Iterative saturation mutagenesis (ISM) is a novel site-specific mutagenesis approach with an iterative feature. The strategy includes saturation mutagenesis at three (maximum) sites, resulting in a total of 12 mutant libraries. This method is able to demonstrate the role of additives and/or cooperative effects of mutants in the libraries [208]. The B-Factor Iterative Test (B-FIT) focuses on protein scaffold stability and is able to guide improvements, such as to thermostability. The B-factor value (also known as temperature factors) indicates the scaffold mobility of a protein and is calculated from X-ray crystallographic protein (antibody) structures. The B-FIT approach first requires B-FITTER to select important regions (hotspots for mutagenesis) based on the determined B-factors. A high B-factor value indicates highly flexible regions of the protein scaffold while applying ISM at such regions with the aim to increase the rigidity and improve the thermostability [160]. A recent report employed B-factor analysis to analyze a human peripheral blood antibody repertoire, typically the VH-CDR3 loop, and revealed that affinity maturation does not necessarily cause rigidification [209].
Cassette mutagenesis is another variant of site-directed mutagenesis that entails restriction enzyme digestion and ligation to introduce mutagenic sequences [210]. Different from error-prone PCR, which focuses on relatively short regions of a gene, this approach is convenient for larger targeted DNA sequences (up to 100 bp) flanked by the restriction endonuclease cleavage sites that do not excise elsewhere in the plasmid [211,212]. The desired DNA fragment can be cleaved by the complementary restriction enzymes and can be replaced with ssDNA or dsDNA that carries the desired mutations.
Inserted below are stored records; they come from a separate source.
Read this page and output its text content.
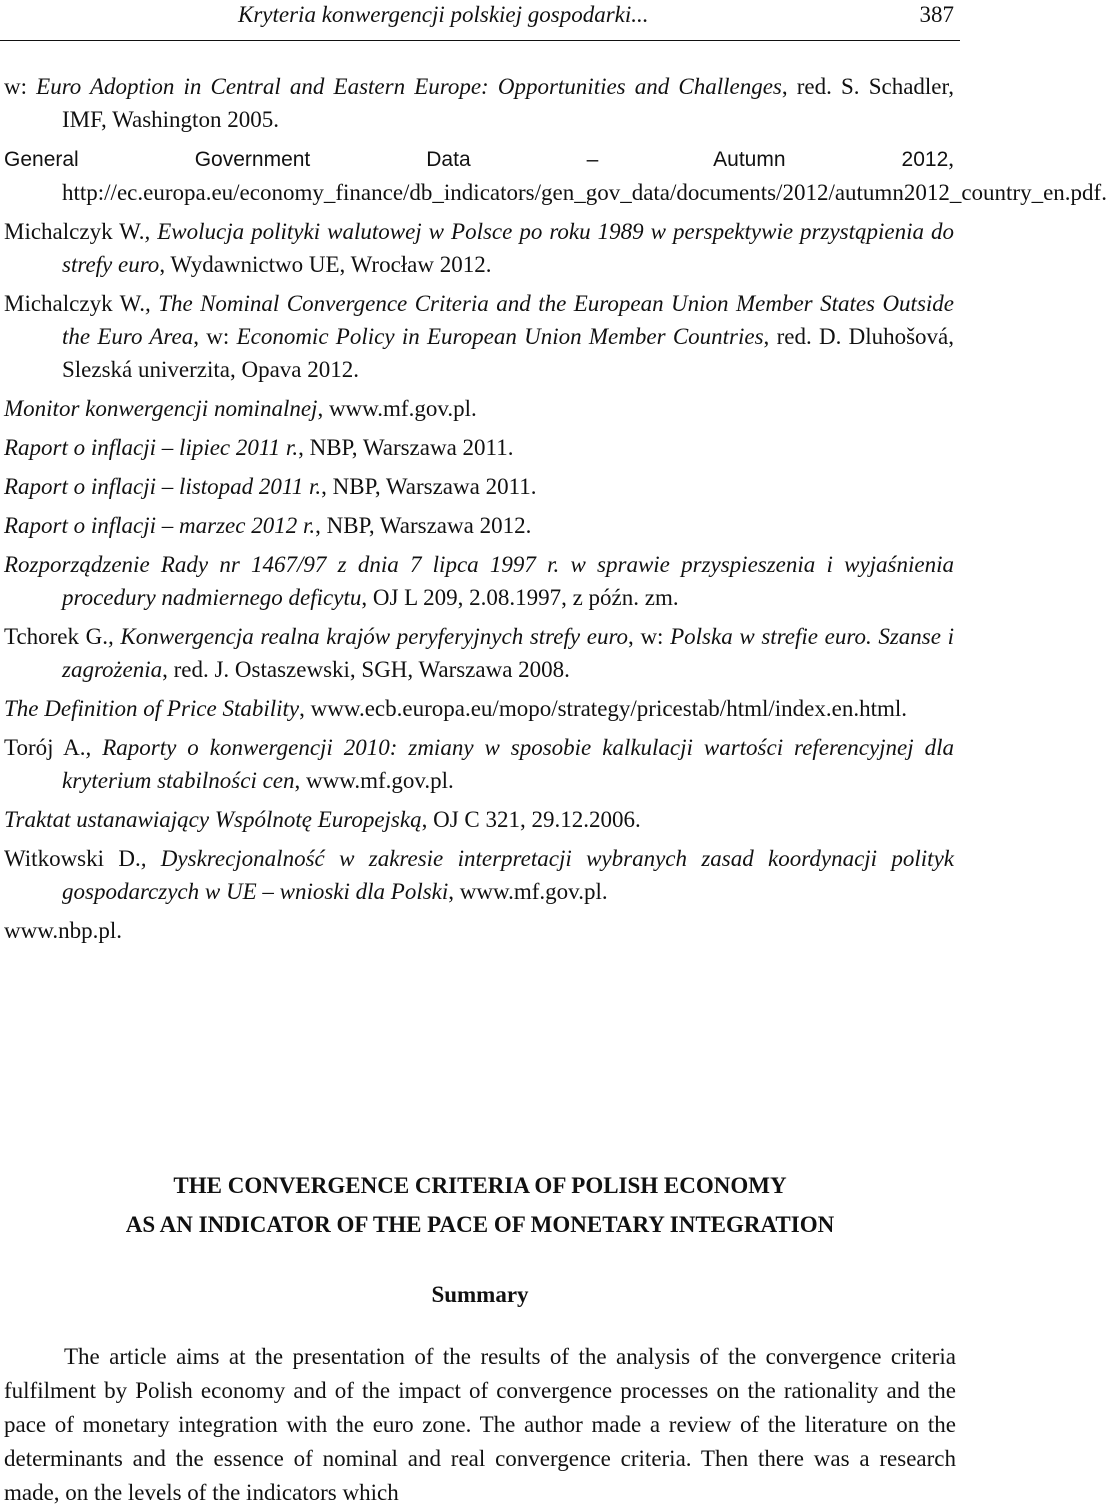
Kryteria konwergencji polskiej gospodarki...	387

w: Euro Adoption in Central and Eastern Europe: Opportunities and Challenges, red. S. Schadler, IMF, Washington 2005.

General Government Data – Autumn 2012, http://ec.europa.eu/economy_finance/db_indicators/gen_gov_data/documents/2012/autumn2012_country_en.pdf.

Michalczyk W., Ewolucja polityki walutowej w Polsce po roku 1989 w perspektywie przystąpienia do strefy euro, Wydawnictwo UE, Wrocław 2012.

Michalczyk W., The Nominal Convergence Criteria and the European Union Member States Outside the Euro Area, w: Economic Policy in European Union Member Countries, red. D. Dluhošová, Slezská univerzita, Opava 2012.

Monitor konwergencji nominalnej, www.mf.gov.pl.

Raport o inflacji – lipiec 2011 r., NBP, Warszawa 2011.

Raport o inflacji – listopad 2011 r., NBP, Warszawa 2011.

Raport o inflacji – marzec 2012 r., NBP, Warszawa 2012.

Rozporządzenie Rady nr 1467/97 z dnia 7 lipca 1997 r. w sprawie przyspieszenia i wyjaśnienia procedury nadmiernego deficytu, OJ L 209, 2.08.1997, z późn. zm.

Tchorek G., Konwergencja realna krajów peryferyjnych strefy euro, w: Polska w strefie euro. Szanse i zagrożenia, red. J. Ostaszewski, SGH, Warszawa 2008.

The Definition of Price Stability, www.ecb.europa.eu/mopo/strategy/pricestab/html/index.en.html.

Torój A., Raporty o konwergencji 2010: zmiany w sposobie kalkulacji wartości referencyjnej dla kryterium stabilności cen, www.mf.gov.pl.

Traktat ustanawiający Wspólnotę Europejską, OJ C 321, 29.12.2006.

Witkowski D., Dyskrecjonalność w zakresie interpretacji wybranych zasad koordynacji polityk gospodarczych w UE – wnioski dla Polski, www.mf.gov.pl.

www.nbp.pl.

THE CONVERGENCE CRITERIA OF POLISH ECONOMY
AS AN INDICATOR OF THE PACE OF MONETARY INTEGRATION
Summary

The article aims at the presentation of the results of the analysis of the convergence criteria fulfilment by Polish economy and of the impact of convergence processes on the rationality and the pace of monetary integration with the euro zone. The author made a review of the literature on the determinants and the essence of nominal and real convergence criteria. Then there was a research made, on the levels of the indicators which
With the aid of oligonucleotides with designated mutations, the target gene is amplified with a series of oligonucleotides forming ‘megaprimers’. Subsequent annealing into the plasmid and transfection into E. coli gives rise to a mutant pool [213]. This approach is very much similar to that used for the construction of the HuCAL library. With respect to large-scale mutagenesis, this method can be optimized by using spiked synthetic oligonucleotides that carry different mutations, allowing randomization of one or several cassettes in any given region of the target gene [132,214]. The conventional cassette mutagenesis relies on Kunkel mutagenesis, which is very time consuming, while a recent improved Kunkel methodology, named PFunkel mutagenesis [215], enables mutagenesis to be performed in just one day [160]. PFunkel mutagenesis was used to prepare mutant antibody libraries for epitope mapping of antibodies against tumour necrosis factor (TNF), pertussis toxin, and the cancer target TROP2 [216]. The main constraint of site-specific mutagenesis is the time-consuming task of primer design. Rational design is important to introduce desired mutations at precise positions. Tools, such as AAscan, PCRdesign, and MutantChecker, are now available to assist researchers during the mutagenesis process [217].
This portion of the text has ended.